On server2, you read the deleted file and pick up not pointers to
previously-used blocks on a ext3 filesystem, but some other data, looking
like pointers to who knows where. Who knows what you will find there. You
can look forward to "read beyond end of device", totally weird data
corruption and the odd kernel panic (if you happen to hit a filesystem bug).
For application errors, consider what may happen when you read a corrupt
There is no reason for the kernel on server2 to discard blocks it has
reliably read from the device. These blocks will sit in the cache until the
memory is required for some other purpose. Over time, the likelihood of out
of date information increases. (To see the amount of cached information, you
can compare the output of "free" before and after
echo "1" > /proc/sys/vm/drop_caches )
You can use ext3 if you mount *both* sides as read-only.
>> 2008/12/15 Ronan Mullally <ronan at iol.ie>:
> > On Mon, 15 Dec 2008, john Moylan wrote:
> >> On Server1 I have configured an LVM2 LV on the LUN with an EXT3
> >> flesystem.
> >> On Server2 I have mounted the same LUN as readonly.
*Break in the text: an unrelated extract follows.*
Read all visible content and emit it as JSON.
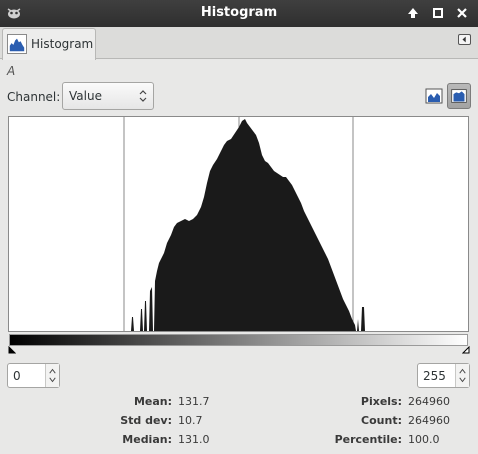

> >> I'm exporting NFS4 from both servers as Readonly.
> >> Is there any reason why I should be using CLVM or GFS2 in this sort of
> >> situation? Instead of plain LVM2 and EXT3?
> >> Everything looks like it's working and I can't see any reason why it
> >> should not work? Server2 cannot access any files or write any LVM meta
> >> data to the LUN because it has Read only access.
> > The above suggests that Server1 has write access to the filesystem. What
> > happens when Server1 writes something to the filesystem? Until the data
> > is actually written to disk you're going to have a window where an NFS
> > read request to Server1 will return different results to an NFS read
> > request to Server2. How large that window is depends on how long the
> > kernel takes to commit changes in the write cache.